Esta forma de rodar, tiene un mérito que confiere a Birdman un viaje hacia lo desconocido, a lo novedoso, con una banda sonora atrevida y absorbente, sirviendo de vehículo para el lucimiento de unos actores en completa simbiosis con el director.

Una vez conocidos los premios otorgados por la Academia (atención que algunas personas creen que los Oscars están votados únicamente por los críticos) se observa que los profesionales del cine, directores y actores, sienten una atracción muy edificante por los argumentos que tienen que ver con el mundo del teatro y sus dificultades para llevar a escena una obra cualquiera. Por eso, estoy contento con las categorías que han volado tan alto ayer para esta película y el cine mexicano, no por ninguna motivación especial pues realmente no tengo demasiado interés personal en apoyar ninguna producción en particular. Dicho de otra forma, tampoco me hiere no haber acertado otros años alguno de los premiados.
Si tengo que matizar que Michael Keaton se merecía el Oscar a mejor actor por un papel lleno de matices, con un lenguaje no muy habitual en el cine y aspectos técnicos que hacen de Birdman una colección de sensaciones que transitan desde las luces de Broadway hasta los entresijos de las bambalinas plagadas de polvo y lágrimas. Otra vez será, o no será.

El carácter minimalista de la música jazz, a través de un batería esencial en la historia llamado Antonio Sánchez (Pat Metheny Group) que aporta un ritmo y una impronta que sugiere la ciudad de New York y las multitudes en sus calles, o los encuentros azarosos de los personajes entre sí, o con las disquisiciones del personaje principal entre frustraciones y esperanzas de cambio.
Todos tienen algo que ofrecernos, pues el guion demuestra que Birdman es una película esencialmente de actores y su mundo, de hombres y mujeres con sus miedos, de un director con un conocimiento perfecto de los mecanismos de comunicación... y con un Michael Keaton, intenso y desdoblado en dos personalidades propias de su profesión, con una estatuilla dorada prácticamente asegurada en sus manos. Porque ha demostrado que es un actor con todas las letras, y me alegro.
De igual forma que señala la gran fotografía, de un profesional como Emmanuel Lubezki que ya se hiciera con el premio Oscar por su trabajo en Gravity el año pasado.
El cine mexicano, ha dado un paso hacia un futuro brillante, de nuevo.
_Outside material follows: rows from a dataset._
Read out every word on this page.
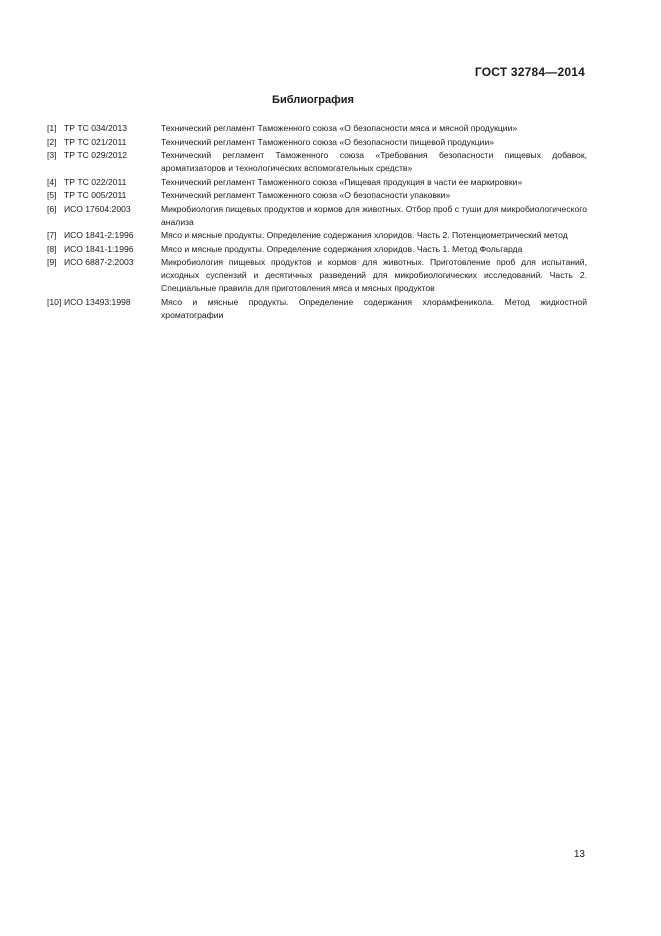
ГОСТ 32784—2014
Библиография
[1] ТР ТС 034/2013	Технический регламент Таможенного союза «О безопасности мяса и мясной продукции»
[2] ТР ТС 021/2011	Технический регламент Таможенного союза «О безопасности пищевой продукции»
[3] ТР ТС 029/2012	Технический регламент Таможенного союза «Требования безопасности пищевых добавок, ароматизаторов и технологических вспомогательных средств»
[4] ТР ТС 022/2011	Технический регламент Таможенного союза «Пищевая продукция в части ее маркировки»
[5] ТР ТС 005/2011	Технический регламент Таможенного союза «О безопасности упаковки»
[6] ИСО 17604:2003	Микробиология пищевых продуктов и кормов для животных. Отбор проб с туши для микробиологического анализа
[7] ИСО 1841-2:1996	Мясо и мясные продукты. Определение содержания хлоридов. Часть 2. Потенциометрический метод
[8] ИСО 1841-1:1996	Мясо и мясные продукты. Определение содержания хлоридов. Часть 1. Метод Фольгарда
[9] ИСО 6887-2:2003	Микробиология пищевых продуктов и кормов для животных. Приготовление проб для испытаний, исходных суспензий и десятичных разведений для микробиологических исследований. Часть 2. Специальные правила для приготовления мяса и мясных продуктов
[10] ИСО 13493:1998	Мясо и мясные продукты. Определение содержания хлорамфеникола. Метод жидкостной хроматографии
13
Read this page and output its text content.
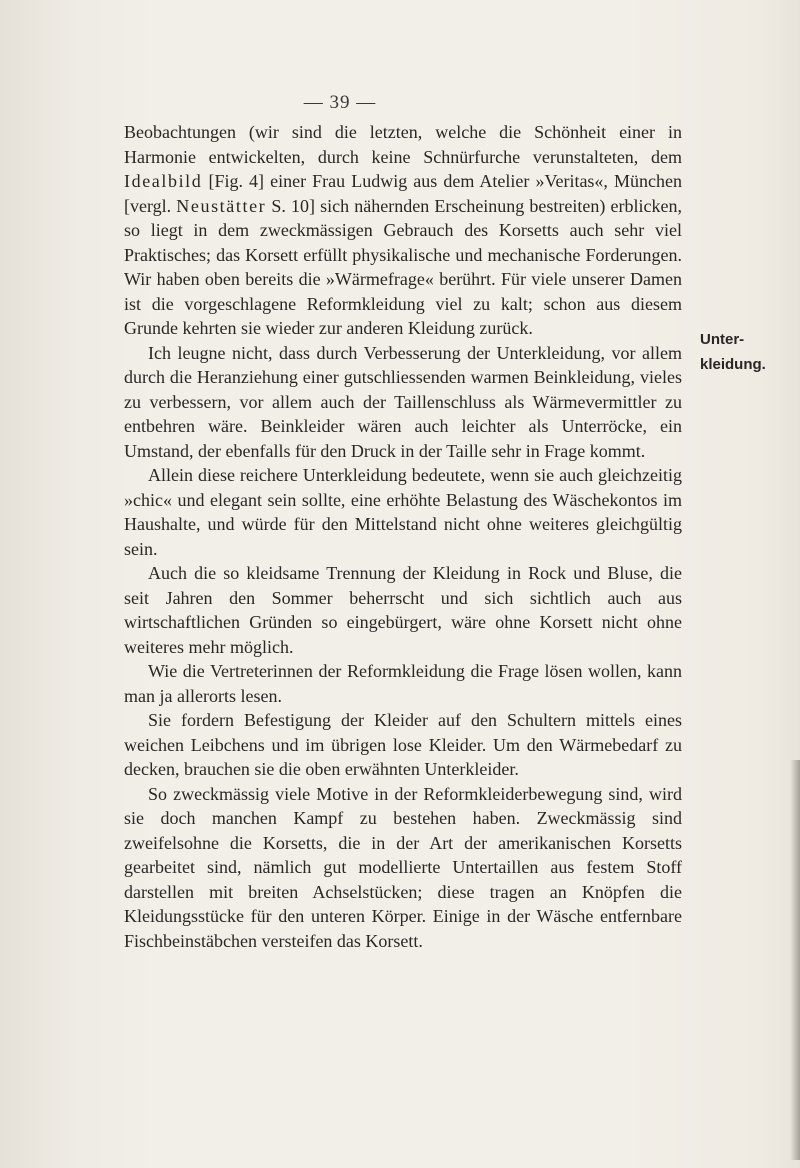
— 39 —

Beobachtungen (wir sind die letzten, welche die Schönheit einer in Harmonie entwickelten, durch keine Schnürfurche verunstalteten, dem Idealbild [Fig. 4] einer Frau Ludwig aus dem Atelier »Veritas«, München [vergl. Neustätter S. 10] sich nähernden Erscheinung bestreiten) erblicken, so liegt in dem zweckmässigen Gebrauch des Korsetts auch sehr viel Praktisches; das Korsett erfüllt physikalische und mechanische Forderungen. Wir haben oben bereits die »Wärmefrage« berührt. Für viele unserer Damen ist die vorgeschlagene Reformkleidung viel zu kalt; schon aus diesem Grunde kehrten sie wieder zur anderen Kleidung zurück.

Ich leugne nicht, dass durch Verbesserung der Unterkleidung, vor allem durch die Heranziehung einer gutschliessenden warmen Beinkleidung, vieles zu verbessern, vor allem auch der Taillenschluss als Wärmevermittler zu entbehren wäre. Beinkleider wären auch leichter als Unterröcke, ein Umstand, der ebenfalls für den Druck in der Taille sehr in Frage kommt.

Allein diese reichere Unterkleidung bedeutete, wenn sie auch gleichzeitig »chic« und elegant sein sollte, eine erhöhte Belastung des Wäschekontos im Haushalte, und würde für den Mittelstand nicht ohne weiteres gleichgültig sein.

Auch die so kleidsame Trennung der Kleidung in Rock und Bluse, die seit Jahren den Sommer beherrscht und sich sichtlich auch aus wirtschaftlichen Gründen so eingebürgert, wäre ohne Korsett nicht ohne weiteres mehr möglich.

Wie die Vertreterinnen der Reformkleidung die Frage lösen wollen, kann man ja allerorts lesen.

Sie fordern Befestigung der Kleider auf den Schultern mittels eines weichen Leibchens und im übrigen lose Kleider. Um den Wärmebedarf zu decken, brauchen sie die oben erwähnten Unterkleider.

So zweckmässig viele Motive in der Reformkleiderbewegung sind, wird sie doch manchen Kampf zu bestehen haben. Zweckmässig sind zweifelsohne die Korsetts, die in der Art der amerikanischen Korsetts gearbeitet sind, nämlich gut modellierte Untertaillen aus festem Stoff darstellen mit breiten Achselstücken; diese tragen an Knöpfen die Kleidungsstücke für den unteren Körper. Einige in der Wäsche entfernbare Fischbeinstäbchen versteifen das Korsett.

Unter-
kleidung.
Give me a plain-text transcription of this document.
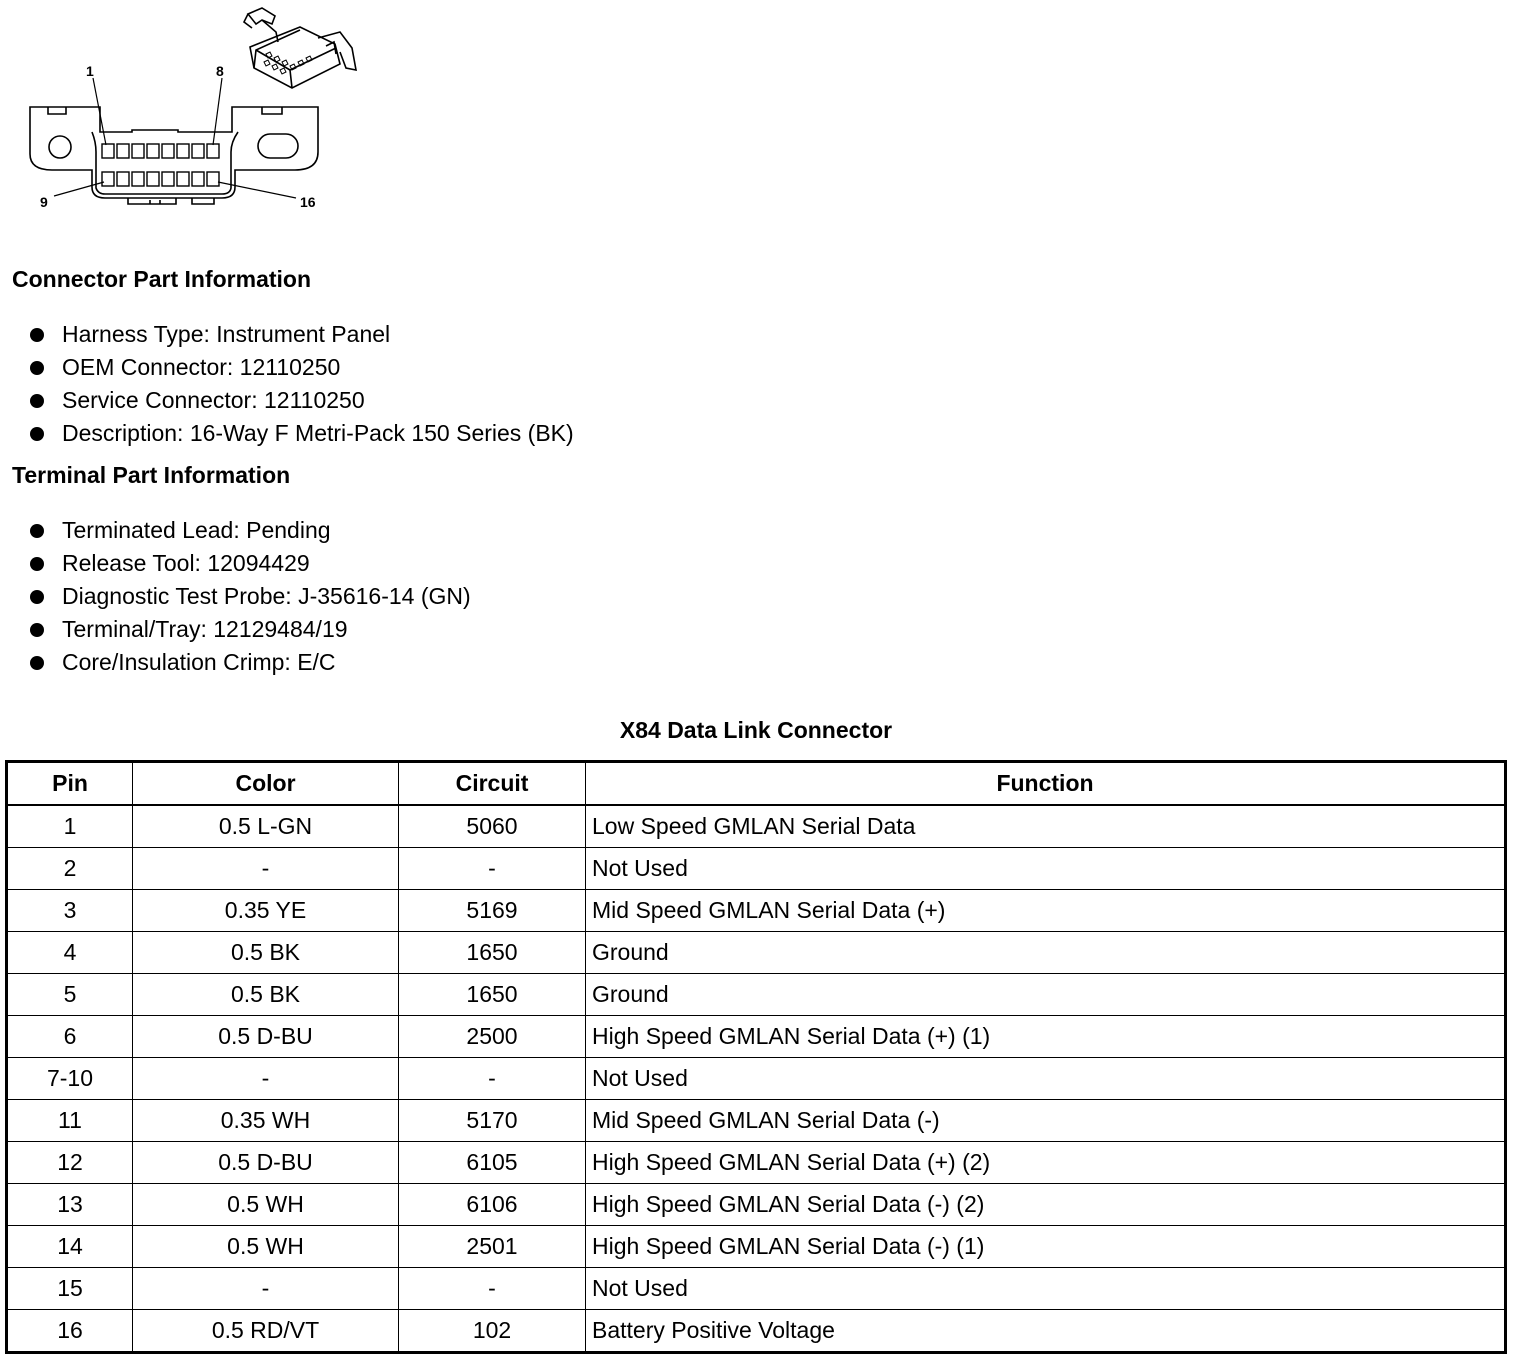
1	8
9	16
Connector Part Information
Harness Type: Instrument Panel
OEM Connector: 12110250
Service Connector: 12110250
Description: 16-Way F Metri-Pack 150 Series (BK)
Terminal Part Information
Terminated Lead: Pending
Release Tool: 12094429
Diagnostic Test Probe: J-35616-14 (GN)
Terminal/Tray: 12129484/19
Core/Insulation Crimp: E/C
X84 Data Link Connector
Pin	Color	Circuit	Function
1	0.5 L-GN	5060	Low Speed GMLAN Serial Data
2	-	-	Not Used
3	0.35 YE	5169	Mid Speed GMLAN Serial Data (+)
4	0.5 BK	1650	Ground
5	0.5 BK	1650	Ground
6	0.5 D-BU	2500	High Speed GMLAN Serial Data (+) (1)
7-10	-	-	Not Used
11	0.35 WH	5170	Mid Speed GMLAN Serial Data (-)
12	0.5 D-BU	6105	High Speed GMLAN Serial Data (+) (2)
13	0.5 WH	6106	High Speed GMLAN Serial Data (-) (2)
14	0.5 WH	2501	High Speed GMLAN Serial Data (-) (1)
15	-	-	Not Used
16	0.5 RD/VT	102	Battery Positive Voltage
Enhorabuena por el éxito en la gala de anoche.

Acá, muchos han ahondado en la inesperada virtud de la ignorancia para renacer (o algo parecido) de sus cenizas, director, actores o personajes de ficción; en una lucha interna que intenta separar el personaje del contenido. Dónde las máscaras funcionan como fondo para ocultar los sentimientos, dónde los fantasmas viven en la sombra, en las profundidades de una ciudad y sus barrios, se quedan ocultos con su nueva personalidad (nariz) o miran por una ventana al futuro. Preguntas sobre si dicho amor absoluto existe en realidad sobre el tejado de un edificio que sirve también como escenario.
Ya que la máscara se usa en las más diversas ocasiones, desde una función y su producción inherente que arriesga la estabilidad económica de los que apuestan por el arte. Hasta el mundo de la crítica y los espectadores, deseosos de llamar su atención o de marcar las diferencias con los artistas y sus caprichos, obsesiones y tics, cuando todos formamos parte del proceso de la creación. Pero, hay que ser humildes y reconocer que sólo son opiniones personales aunque escribas para un medio multitudinario o te hagas famoso con unas imágenes furtivas y virales.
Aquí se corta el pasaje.